Se extiende, especialmente por el dominado primer mundo, un sentimiento de soledad, de tristeza, de profundo dolor, de recio despecho, de silenciosos llantos con fondo de rancheras, vallenatos y tangos, en muchos palacios de gobierno y cancillerías. Y es que los afectados, conocidos pitiyanquis de siempre, no logran asimilar el desprecio con que los trata de su nuevo amo y señor.
Quienes han dicho que sí a toda orden emitida por Washington, están desorientados. Con copas en la mano y -luego del fondo blanco- gritan “¡Por el imperio, aunque mal pague!”, con la esperanza de que Donald Trump, antes de que empeore el guayabo, retome la tradición de tratarlos, al menos ante la opinión pública, como iguales, aunque en privado los regañe, grite y humille en el Salón Oval. El riesgo de que les suceda algo parecido al papelón (televisado) con Volodomir Zelensky se ha convertido en una pesadilla recurrente.
Justin Trudeau, marioneta vergonzosa de cuanta estrategia intervencionista se ideó durante la administración de Joe Biden, anda dando tumbos de pub en pub, tras ser recompensado con una intensa dosis de bullying trumpeano, hecho que, en paralelo a su mal gobierno, lo ayudó a renunciar al cargo de primer ministro y terminar una insípida gestión sin pena ni gloría, ante amenazas de “anexión” o de inicio de guerra comercial por parte de su agresivo vecino del sur.
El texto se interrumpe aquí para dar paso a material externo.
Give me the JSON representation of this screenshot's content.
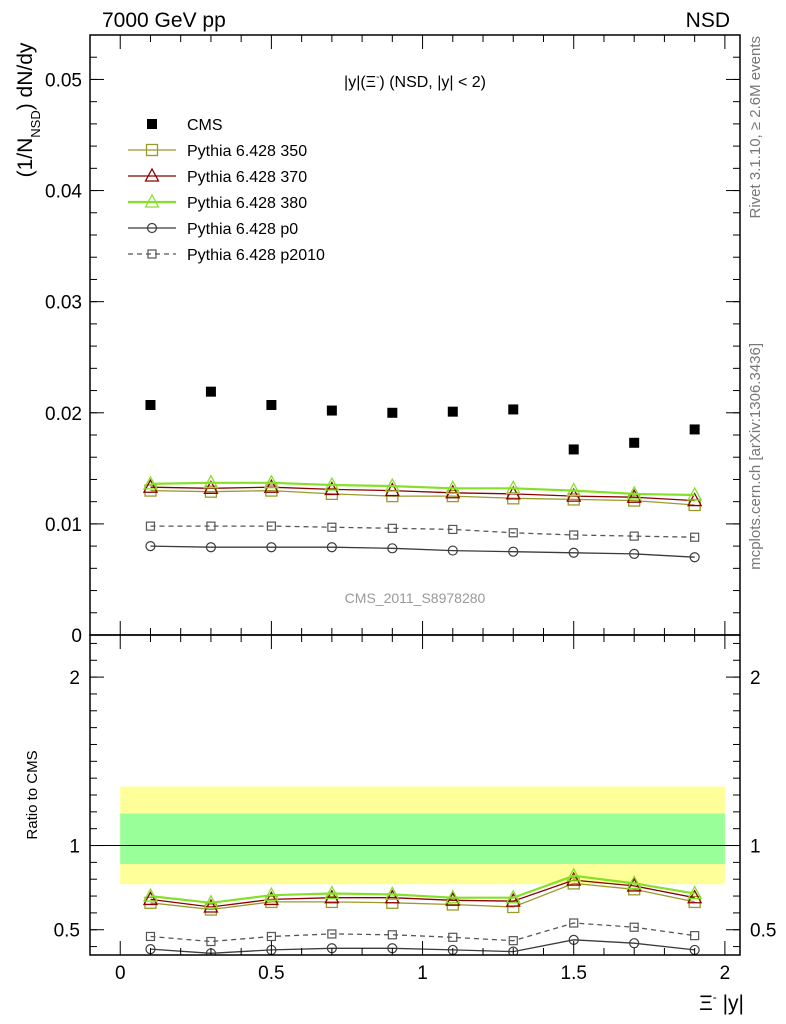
{
  "header": {
    "left": "7000 GeV pp",
    "right": "NSD"
  },
  "side_labels": {
    "rivet": "Rivet 3.1.10, ≥ 2.6M events",
    "mcplots": "mcplots.cern.ch [arXiv:1306.3436]"
  },
  "analysis_label": "CMS_2011_S8978280",
  "colors": {
    "cms": "#000000",
    "py350": "#9a9a2b",
    "py370": "#8b0000",
    "py380": "#86e02a",
    "pyp0": "#3b3b3b",
    "pyp2010": "#555555",
    "band_outer": "#ffff99",
    "band_inner": "#99ff99"
  },
  "chart_data": [
    {
      "type": "scatter",
      "title_parts": {
        "a": "|y|(Ξ",
        "sup": "-",
        "b": ") (NSD, |y| < 2)"
      },
      "ylabel": {
        "pre": "(1/N",
        "sub": "NSD",
        "post": ") dN/dy"
      },
      "xlim": [
        -0.1,
        2.05
      ],
      "ylim": [
        0,
        0.054
      ],
      "y_ticks": [
        {
          "v": 0,
          "label": "0"
        },
        {
          "v": 0.01,
          "label": "0.01"
        },
        {
          "v": 0.02,
          "label": "0.02"
        },
        {
          "v": 0.03,
          "label": "0.03"
        },
        {
          "v": 0.04,
          "label": "0.04"
        },
        {
          "v": 0.05,
          "label": "0.05"
        }
      ],
      "x": [
        0.1,
        0.3,
        0.5,
        0.7,
        0.9,
        1.1,
        1.3,
        1.5,
        1.7,
        1.9
      ],
      "series": [
        {
          "name": "CMS",
          "key": "cms",
          "marker": "square-filled",
          "line": "none",
          "values": [
            0.0207,
            0.0219,
            0.0207,
            0.0202,
            0.02,
            0.0201,
            0.0203,
            0.0167,
            0.0173,
            0.0185
          ]
        },
        {
          "name": "Pythia 6.428 350",
          "key": "py350",
          "marker": "square-open",
          "line": "solid",
          "values": [
            0.013,
            0.0129,
            0.013,
            0.0127,
            0.0125,
            0.0125,
            0.0123,
            0.0122,
            0.0121,
            0.0117
          ]
        },
        {
          "name": "Pythia 6.428 370",
          "key": "py370",
          "marker": "triangle-open",
          "line": "solid",
          "values": [
            0.0133,
            0.0132,
            0.0133,
            0.0131,
            0.013,
            0.0128,
            0.0127,
            0.0125,
            0.0124,
            0.0121
          ]
        },
        {
          "name": "Pythia 6.428 380",
          "key": "py380",
          "marker": "triangle-open",
          "line": "solid",
          "values": [
            0.0136,
            0.0137,
            0.0137,
            0.0135,
            0.0134,
            0.0132,
            0.0132,
            0.013,
            0.0127,
            0.0126
          ]
        },
        {
          "name": "Pythia 6.428 p0",
          "key": "pyp0",
          "marker": "circle-open",
          "line": "solid",
          "values": [
            0.008,
            0.0079,
            0.0079,
            0.0079,
            0.0078,
            0.0076,
            0.0075,
            0.0074,
            0.0073,
            0.007
          ]
        },
        {
          "name": "Pythia 6.428 p2010",
          "key": "pyp2010",
          "marker": "square-open-small",
          "line": "dashed",
          "values": [
            0.0098,
            0.0098,
            0.0098,
            0.0097,
            0.0096,
            0.0095,
            0.0092,
            0.009,
            0.0089,
            0.0088
          ]
        }
      ]
    },
    {
      "type": "line",
      "ylabel": "Ratio to CMS",
      "xlabel": {
        "pre": "Ξ",
        "sup": "-",
        "post": " |y|"
      },
      "xlim": [
        -0.1,
        2.05
      ],
      "ylim": [
        0.35,
        2.25
      ],
      "x_ticks": [
        {
          "v": 0,
          "label": "0"
        },
        {
          "v": 0.5,
          "label": "0.5"
        },
        {
          "v": 1,
          "label": "1"
        },
        {
          "v": 1.5,
          "label": "1.5"
        },
        {
          "v": 2,
          "label": "2"
        }
      ],
      "y_ticks": [
        {
          "v": 0.5,
          "label": "0.5"
        },
        {
          "v": 1,
          "label": "1"
        },
        {
          "v": 2,
          "label": "2"
        }
      ],
      "band_x": [
        0,
        2
      ],
      "band_outer": [
        0.77,
        1.35
      ],
      "band_inner": [
        0.89,
        1.19
      ],
      "x": [
        0.1,
        0.3,
        0.5,
        0.7,
        0.9,
        1.1,
        1.3,
        1.5,
        1.7,
        1.9
      ],
      "series": [
        {
          "key": "py350",
          "marker": "square-open",
          "line": "solid",
          "values": [
            0.66,
            0.62,
            0.665,
            0.665,
            0.66,
            0.65,
            0.635,
            0.775,
            0.74,
            0.665
          ]
        },
        {
          "key": "py370",
          "marker": "triangle-open",
          "line": "solid",
          "values": [
            0.68,
            0.635,
            0.68,
            0.69,
            0.69,
            0.675,
            0.67,
            0.795,
            0.76,
            0.69
          ]
        },
        {
          "key": "py380",
          "marker": "triangle-open",
          "line": "solid",
          "values": [
            0.7,
            0.66,
            0.705,
            0.715,
            0.71,
            0.69,
            0.69,
            0.82,
            0.775,
            0.715
          ]
        },
        {
          "key": "pyp0",
          "marker": "circle-open",
          "line": "solid",
          "values": [
            0.385,
            0.36,
            0.38,
            0.39,
            0.39,
            0.38,
            0.37,
            0.44,
            0.42,
            0.38
          ]
        },
        {
          "key": "pyp2010",
          "marker": "square-open-small",
          "line": "dashed",
          "values": [
            0.46,
            0.43,
            0.46,
            0.475,
            0.47,
            0.455,
            0.435,
            0.54,
            0.515,
            0.465
          ]
        }
      ]
    }
  ]
}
En la Unión Europea, el desencanto no toca fondo. El sentimiento de abandono se ha vuelto inmanejable. Ni Sigmund Freud podría, en estos momentos, hacer que los hasta hace poco soberbios gobiernos del viejo continente, logren al menos levantarse del diván con ganas de dejar a un lado la depresión y el estrés postraumático. Las acusaciones gringas de aprovechadores (es decir, chulos), los posibles recortes de fondos y hasta el riesgo de que la Casa Blanca decida retirarse de la Organización del Tratado del Atlántico Norte los tiene a punta de Escitalopran y Duloxetina, para intentar calmar las crisis de nervios en París, Londres, Madrid, Varsovia y otras ciudades.
Me dicen mis fuentes que, como consecuencia de este nuevo panorama, Josep Borrell, enemigo de Venezuela y de la paz, no deja, ni de día ni de noche, el tequila y los discos de Rocío Dúrcal y Juan Gabriel.